Through the gnawing pain of his arm, he’d felt the pull of his curiosity come through. Kneeling down, and feeling a little light headed, he kept his good hand on the cuts as best he could while he reached out with his other hand. “Is this some kind of gem?” He asked quietly.
Then he slipped, and his hand crushed the orb into the floor with a small burst of painless pressure against his palm.
And in the forefront of his mind, a thought that he knew wasn’t his, let him know something.
{+1 Species Rank : Goshawk - Northern American}
“Uh.” Vad pushed himself back to a kneeling position, looking at his hand. “What?” He looked around, seeing the row after row of books around him, the path back to the door to reality swimming in his vision. “Ugh. I should… go.” He said woozily. He’d lost more blood than he’d realized. Or the book had poisoned him.

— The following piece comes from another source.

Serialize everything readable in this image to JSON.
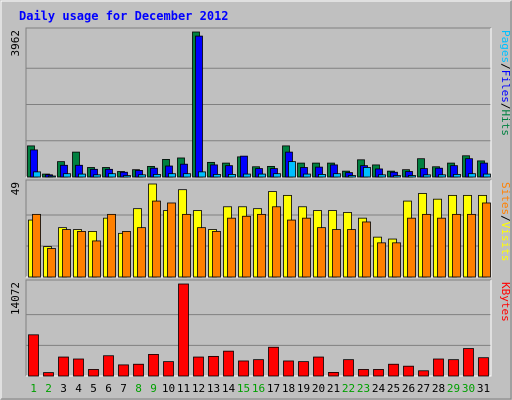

Wouldn’t that be a joke. A venomous book. “Heh.” He coughed as he chuckled to himself. “A… poison… pen letter.” Vad mumbled.
He wobbled to his feet, turning to look one more time at the library that he absolutely would not be returning to.
Twenty different books on both sides of the shelves opened their eyes.
Vad had uttered a quiet “Chyort!”, the one word he actually knew from his heritage, then turned, and ran, and slammed the door behind him on the other side.
A couple months ago, there had been a speaker who had used the library to talk to some of the younger kids in the area. It had been a short talk on how to handle dangerous situations, and a lot of kids had been forced to attend either by their school administrations, or their parents.
Vad hadn’t sat in on the whole thing, but he’d overheard a bit of it that had stuck in his head. The man speaking had advised the kids that if they were ever in trouble, *especially* if it was trouble they caused, that they shouldn’t call the police. That around here, the police weren’t their friends, and it was just as likely the situation would get worse. The kids had all sort of known that, but having an adult tell you could be demoralizing, and one of them had sort of angrily demanded to know what they *should* do.
And the speaker had said that, if you were ever in trouble, real trouble, and you needed help, that there was a number you could call, and someone would show up. No judgment, no violence. They’d be there to actually help, if you couldn’t get a friend or parent to bail you out.
Vad had saved the number. Just in case.
And while he wasn’t sure exactly where the line was for “real trouble”, this sure felt like it counted.